While workers are becoming more aware of good security practice in the workplace, many people fail to consider that they may still be a target when they head home and are subsequently more vulnerable. Most of us usually do not scrutinise our mobile devices to anywhere near the same extent as we do a desktop, particularly as we are more likely to be traveling or multitasking. With the number of incidents growing, organisations need to be aware of the risks of smishing and start taking action to protect their employees.
How can businesses defend against smishing?
From a technical standpoint, smishing can present a greater challenge than email-based phishing attacks. While increasingly advanced email security solutions can readily detect fraudulent emails, identifying an SMS message is more complicated. Companies can also do little to prevent smishing messages being sent to an employee’s device.
With this in mind, awareness is one of the best defences against the threat of smishing, as fraudsters rely heavily on their victim being unaware of the risk. Organisations concerned about their staff being targeted by text can launch awareness campaigns to inform their workforce of the threat and instil better practice around security.

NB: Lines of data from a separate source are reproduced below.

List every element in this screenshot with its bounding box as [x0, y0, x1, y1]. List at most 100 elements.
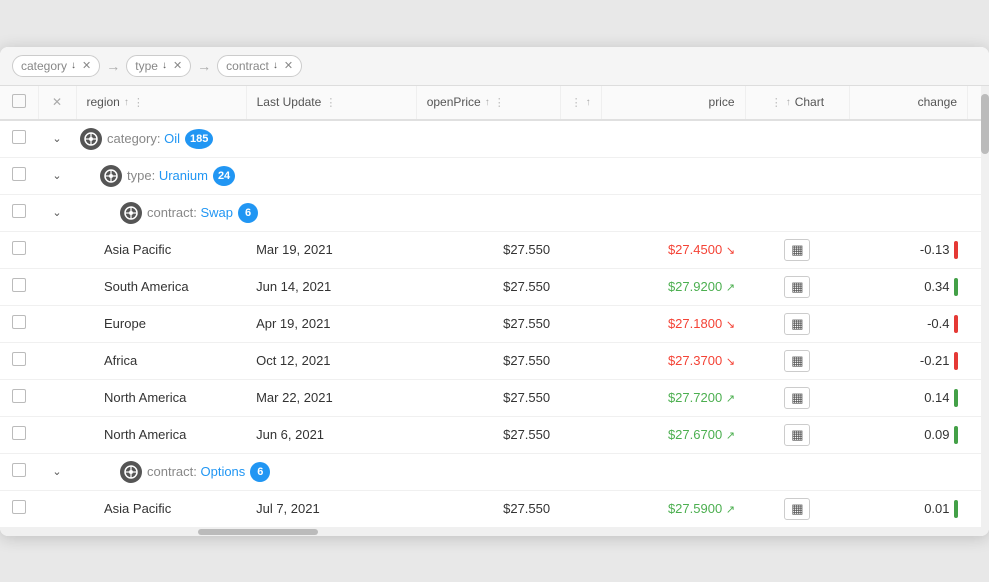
row-checkbox[interactable] — [12, 389, 26, 403]
table-row: North America Mar 22, 2021 $27.550 $27.7… — [0, 379, 989, 416]
hscroll-thumb[interactable] — [198, 529, 318, 535]
expand-all-icon[interactable]: ✕ — [49, 95, 66, 109]
th-chart-sort-icon[interactable]: ↑ — [786, 97, 791, 108]
th-open-price-sort-icon[interactable]: ↑ — [485, 97, 490, 108]
filter-chip-type[interactable]: type ↓ ✕ — [126, 55, 191, 77]
group-badge: contract: Options 6 — [120, 461, 270, 483]
row-cb — [0, 490, 38, 527]
change-value: -0.4 — [927, 316, 949, 331]
group-icon — [120, 461, 142, 483]
table-row: Asia Pacific Mar 19, 2021 $27.550 $27.45… — [0, 231, 989, 268]
row-open-price: $27.550 — [416, 305, 560, 342]
row-cb — [0, 268, 38, 305]
table-container: ✕ region ↑ ⋮ Last Update ⋮ — [0, 86, 989, 528]
group-label: contract: Swap — [147, 205, 233, 220]
price-arrow-icon: ↗ — [726, 504, 735, 516]
chip-contract-close[interactable]: ✕ — [284, 59, 293, 72]
row-checkbox[interactable] — [12, 278, 26, 292]
th-region-menu-icon[interactable]: ⋮ — [133, 96, 144, 109]
row-open-price: $27.550 — [416, 268, 560, 305]
th-chart-menu-icon[interactable]: ⋮ — [771, 96, 782, 109]
chip-category-arrow: ↓ — [71, 60, 76, 71]
th-open-price: openPrice ↑ ⋮ — [416, 86, 560, 120]
row-price: $27.3700 ↘ — [601, 342, 745, 379]
row-checkbox[interactable] — [12, 241, 26, 255]
group-count: 24 — [213, 166, 235, 186]
group-expand-cell: ⌄ — [38, 120, 76, 158]
group-expand-btn[interactable]: ⌄ — [48, 167, 66, 185]
chart-button[interactable]: ▦ — [784, 498, 810, 520]
price-value: $27.4500 — [668, 242, 722, 257]
vertical-scrollbar[interactable] — [981, 86, 989, 528]
header-checkbox[interactable] — [12, 94, 26, 108]
group-expand-btn[interactable]: ⌄ — [48, 463, 66, 481]
row-open-price: $27.550 — [416, 490, 560, 527]
chip-category-close[interactable]: ✕ — [82, 59, 91, 72]
group-count: 6 — [238, 203, 258, 223]
group-cb — [0, 453, 38, 490]
row-expand — [38, 379, 76, 416]
th-chart-label: Chart — [795, 95, 824, 109]
table-row: ⌄ contract: Options 6 — [0, 453, 989, 490]
change-value: 0.34 — [924, 279, 949, 294]
chip-contract-label: contract — [226, 59, 269, 73]
row-last-update: Jul 7, 2021 — [246, 490, 416, 527]
filter-arrow-1: → — [106, 58, 120, 74]
row-col5 — [560, 342, 601, 379]
change-bar — [954, 500, 958, 518]
group-key: contract: — [147, 464, 197, 479]
group-cb — [0, 157, 38, 194]
horizontal-scrollbar[interactable] — [0, 528, 989, 536]
group-expand-btn[interactable]: ⌄ — [48, 204, 66, 222]
th-region-sort-icon[interactable]: ↑ — [124, 97, 129, 108]
group-label: type: Uranium — [127, 168, 208, 183]
row-cb — [0, 342, 38, 379]
row-checkbox[interactable] — [12, 315, 26, 329]
row-checkbox[interactable] — [12, 426, 26, 440]
th-open-price-menu-icon[interactable]: ⋮ — [494, 96, 505, 109]
chart-button[interactable]: ▦ — [784, 350, 810, 372]
filter-chip-category[interactable]: category ↓ ✕ — [12, 55, 100, 77]
row-region: Europe — [76, 305, 246, 342]
group-expand-btn[interactable]: ⌄ — [48, 130, 66, 148]
group-icon — [120, 202, 142, 224]
chart-button[interactable]: ▦ — [784, 276, 810, 298]
change-bar — [954, 278, 958, 296]
th-col5-sort-icon[interactable]: ↑ — [586, 97, 591, 108]
group-expand-cell: ⌄ — [38, 194, 76, 231]
th-col5-menu-icon[interactable]: ⋮ — [571, 96, 582, 109]
th-last-update-menu-icon[interactable]: ⋮ — [325, 96, 336, 109]
price-arrow-icon: ↘ — [726, 319, 735, 331]
row-price: $27.1800 ↘ — [601, 305, 745, 342]
group-value: Oil — [164, 131, 180, 146]
chart-button[interactable]: ▦ — [784, 424, 810, 446]
row-cb — [0, 231, 38, 268]
th-change: change — [850, 86, 968, 120]
filter-bar: category ↓ ✕ → type ↓ ✕ → contract ↓ ✕ — [0, 47, 989, 86]
row-last-update: Jun 6, 2021 — [246, 416, 416, 453]
price-value: $27.7200 — [668, 390, 722, 405]
row-checkbox[interactable] — [12, 500, 26, 514]
group-checkbox[interactable] — [12, 463, 26, 477]
group-label-cell: type: Uranium 24 — [76, 157, 989, 194]
filter-chip-contract[interactable]: contract ↓ ✕ — [217, 55, 302, 77]
group-checkbox[interactable] — [12, 204, 26, 218]
row-region: Asia Pacific — [76, 490, 246, 527]
chart-button[interactable]: ▦ — [784, 313, 810, 335]
row-expand — [38, 490, 76, 527]
chip-type-close[interactable]: ✕ — [173, 59, 182, 72]
row-open-price: $27.550 — [416, 416, 560, 453]
scrollbar-thumb[interactable] — [981, 94, 989, 154]
change-bar — [954, 241, 958, 259]
chart-button[interactable]: ▦ — [784, 387, 810, 409]
change-bar — [954, 389, 958, 407]
chart-button[interactable]: ▦ — [784, 239, 810, 261]
th-price-label: price — [709, 95, 735, 109]
row-checkbox[interactable] — [12, 352, 26, 366]
group-label-cell: contract: Swap 6 — [76, 194, 989, 231]
row-col5 — [560, 268, 601, 305]
table-row: ⌄ category: Oil 185 — [0, 120, 989, 158]
group-checkbox[interactable] — [12, 130, 26, 144]
group-checkbox[interactable] — [12, 167, 26, 181]
row-chart: ▦ — [745, 342, 850, 379]
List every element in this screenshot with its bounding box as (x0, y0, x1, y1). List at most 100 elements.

As well as training sessions and guidance material, companies may also consider using a simulated phishing attack campaign on their employees that incorporates smishing. Employees who are caught out by a simulation will generally take the lesson to heart more readily than those who have simply read a pamphlet. Consumer-facing organisations should also regularly inform their customers about the latest scams impersonating their brand and provide advice and guidance.
With smishing being both highly effective and difficult to detect, we are likely to see an increase in both volume and sophistication in the coming years. Businesses must ensure that their employees and customers are aware of the risk and prepared to spot the signs of an attack.